The Halifax newspaper,
The Coast, has a piece on
roommate drama. (Of course I read the Halifax Coast. Doesn't everyone? No, for reals, I found the link at the wonderful
Passive Aggressive Notes.com)
And while I am presently enjoying my status as Head of Household where "Household" = me + one large dog, that wasn't always the case.
From 1983 to 2001, I shared a variety of apartments and houses with a variety of people. To be more precise, 2 apartments and 4 houses with 29 other human beings, only 2 of whom I was having an intimate relationship with. (Or not-so-intimate, depending on how much we could stand each other at the time.)
In all that time, I only had 3 roommates that really sucked. One couldn't help it - she was manic-depressive and didn't have her meds worked out yet. It stunk to live with her, but I am sure it was worse to BE her.
Another was a pathological liar. Let's call her PL for short.
I should have known something was up when she told me she was studying to be a dancer, and she was 33 at the time. 33 in dancer years is like 150 in human years - if you aren't
already a dancer (instead of in the "studying to be" phase, you ain't never gonna be anything more than a second-string instructor at Arthur Murray).
But it was summer in a college town, and we were desperate for a renter. So we (me and
Miss Bamboo Lemur Boys) took her.
I have blocked out most of those memories, but I have this to say about PL - she had
mad lying skillz. I am a pretty good liar, but PL had me beat all to hell. She was an International Grand Master of Lying, because she could think of your response, her response to your question, your response to THAT and her comeback, all before you could start to think "Huh, wait, this story doesn't add up somehow."
She was like the
Bobby Fisher of lies or something. I wish I could be more specific, but it all happened so head-spinningly fast that I could never quite get a grip on
"Wha' happened?"My worst roomie by far was the first stranger I ever took on. During and after college, there were people I knew and lived with, but eventually they all moved on and out, and I was left searching for someone to rent the room upstairs.
She was seemingly glamorous. A child of diplomats, she was from another country and had lived all over the world. She had an exotic, practically unpronounceable name, which she had actually changed her name TO (from another exotic, practically unpronounceable name that was practically the same, but she insisted all the people that knew her learn her new name, a process that took much tedious explanation and correction ("No, not 'Bashjeeya', it is now 'Barshguiya'" "Barshjeeya?" "No, Barshguiya," and so on. That is not the real name but close enough.)

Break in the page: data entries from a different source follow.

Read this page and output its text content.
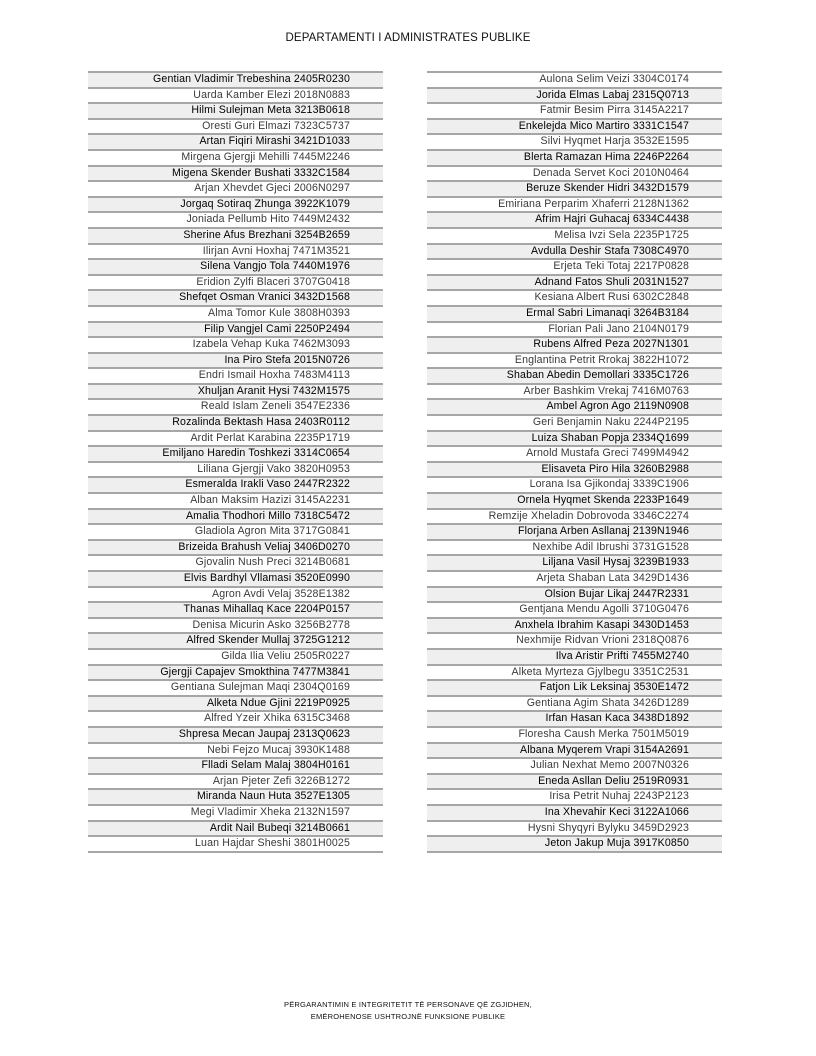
DEPARTAMENTI I ADMINISTRATES PUBLIKE
Gentian Vladimir Trebeshina 2405R0230
Uarda Kamber Elezi 2018N0883
Hilmi Sulejman Meta 3213B0618
Oresti Guri Elmazi 7323C5737
Artan Fiqiri Mirashi 3421D1033
Mirgena Gjergji Mehilli 7445M2246
Migena Skender Bushati 3332C1584
Arjan Xhevdet Gjeci 2006N0297
Jorgaq Sotiraq Zhunga 3922K1079
Joniada Pellumb Hito 7449M2432
Sherine Afus Brezhani 3254B2659
Ilirjan Avni Hoxhaj 7471M3521
Silena Vangjo Tola 7440M1976
Eridion Zylfi Blaceri 3707G0418
Shefqet Osman Vranici 3432D1568
Alma Tomor Kule 3808H0393
Filip Vangjel Cami 2250P2494
Izabela Vehap Kuka 7462M3093
Ina Piro Stefa 2015N0726
Endri Ismail Hoxha 7483M4113
Xhuljan Aranit Hysi 7432M1575
Reald Islam Zeneli 3547E2336
Rozalinda Bektash Hasa 2403R0112
Ardit Perlat Karabina 2235P1719
Emiljano Haredin Toshkezi 3314C0654
Liliana Gjergji Vako 3820H0953
Esmeralda Irakli Vaso 2447R2322
Alban Maksim Hazizi 3145A2231
Amalia Thodhori Millo 7318C5472
Gladiola Agron Mita 3717G0841
Brizeida Brahush Veliaj 3406D0270
Gjovalin Nush Preci 3214B0681
Elvis Bardhyl Vllamasi 3520E0990
Agron Avdi Velaj 3528E1382
Thanas Mihallaq Kace 2204P0157
Denisa Micurin Asko 3256B2778
Alfred Skender Mullaj 3725G1212
Gilda Ilia Veliu 2505R0227
Gjergji Capajev Smokthina 7477M3841
Gentiana Sulejman Maqi 2304Q0169
Alketa Ndue Gjini 2219P0925
Alfred Yzeir Xhika 6315C3468
Shpresa Mecan Jaupaj 2313Q0623
Nebi Fejzo Mucaj 3930K1488
Flladi Selam Malaj 3804H0161
Arjan Pjeter Zefi 3226B1272
Miranda Naun Huta 3527E1305
Megi Vladimir Xheka 2132N1597
Ardit Nail Bubeqi 3214B0661
Luan Hajdar Sheshi 3801H0025
Aulona Selim Veizi 3304C0174
Jorida Elmas Labaj 2315Q0713
Fatmir Besim Pirra 3145A2217
Enkelejda Mico Martiro 3331C1547
Silvi Hyqmet Harja 3532E1595
Blerta Ramazan Hima 2246P2264
Denada Servet Koci 2010N0464
Beruze Skender Hidri 3432D1579
Emiriana Perparim Xhaferri 2128N1362
Afrim Hajri Guhacaj 6334C4438
Melisa Ivzi Sela 2235P1725
Avdulla Deshir Stafa 7308C4970
Erjeta Teki Totaj 2217P0828
Adnand Fatos Shuli 2031N1527
Kesiana Albert Rusi 6302C2848
Ermal Sabri Limanaqi 3264B3184
Florian Pali Jano 2104N0179
Rubens Alfred Peza 2027N1301
Englantina Petrit Rrokaj 3822H1072
Shaban Abedin Demollari 3335C1726
Arber Bashkim Vrekaj 7416M0763
Ambel Agron Ago 2119N0908
Geri Benjamin Naku 2244P2195
Luiza Shaban Popja 2334Q1699
Arnold Mustafa Greci 7499M4942
Elisaveta Piro Hila 3260B2988
Lorana Isa Gjikondaj 3339C1906
Ornela Hyqmet Skenda 2233P1649
Remzije Xheladin Dobrovoda 3346C2274
Florjana Arben Asllanaj 2139N1946
Nexhibe Adil Ibrushi 3731G1528
Liljana Vasil Hysaj 3239B1933
Arjeta Shaban Lata 3429D1436
Olsion Bujar Likaj 2447R2331
Gentjana Mendu Agolli 3710G0476
Anxhela Ibrahim Kasapi 3430D1453
Nexhmije Ridvan Vrioni 2318Q0876
Ilva Aristir Prifti 7455M2740
Alketa Myrteza Gjylbegu 3351C2531
Fatjon Lik Leksinaj 3530E1472
Gentiana Agim Shata 3426D1289
Irfan Hasan Kaca 3438D1892
Floresha Caush Merka 7501M5019
Albana Myqerem Vrapi 3154A2691
Julian Nexhat Memo 2007N0326
Eneda Asllan Deliu 2519R0931
Irisa Petrit Nuhaj 2243P2123
Ina Xhevahir Keci 3122A1066
Hysni Shyqyri Bylyku 3459D2923
Jeton Jakup Muja 3917K0850
PËRGARANTIMIN E INTEGRITETIT TË PERSONAVE QË ZGJIDHEN,
EMËROHENOSE USHTROJNË FUNKSIONE PUBLIKE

Because of her status, she had grown up with servants, who apparently did everything, because she did not do housework. Ever. At all.
I called her room
"Lockerbie" because it had exactly the same level of organization and cleanliness you see after a mid-air explosion: none. This is not an exaggeration.
I don't really care how my roomies keep their quarters. What did bug me about Princess (which is what her parents called her) was that she ate my food. All my food. All the time.
I had mentioned that my old housemates and I had had congenial grocery-sharing agreements - we picked things up for each other, offered each other food when we had purchased too much, and it all worked out pretty even.
She took this to mean that
"All your food is belong to us" and proceeded to 1. Never buy groceries and 2. Eat all my food, even after I told her not to.
At first I thought it would be limited to my leftovers or prepared foods (frozen pizzas, for instance) but no. If there was one lonely can of corn left in the cabinet, she would open that and have 15 oz. of corn niblets for dinner. I would know because she would leave the can and fork sitting out on the coffee table for days until I cleaned it up.
I'll never forget the first time I invited this guy over for dinner. We were talking and he was following me around and I went in my room, opened my dresser drawer, and began taking out the ingredients I needed.
Yes indeed. I had had to turn my bedroom into a pantry because she would not venture in there. You forget how nutty you have to act when you live with a lunatic, because it becomes everyday routine, but the look on his face was priceless.
In addition to not cleaning up after herself and not buying food, she eventually quit working and quit paying rent. She would get "bad cramps" and lay around menstruating in a white robe that became all smeared with blood because she had something against pads or tampons. Yeah, nice.
I kicked her out, not according to the laws of the State of California, which mandate a lengthy process that may take over 90 days. I kicked her out according to the Laws of Suebob, which meant that when she was 5 days past due on the rent, I put her stuff out on the lawn and bolted the doors.
Illegal? Yes. Effective? I have never seen Barshguiya again, which is all I really wanted.
Ok, tell me your roommate horrors. I am dying to know. Do it on your own blog if you want. I will love reading them.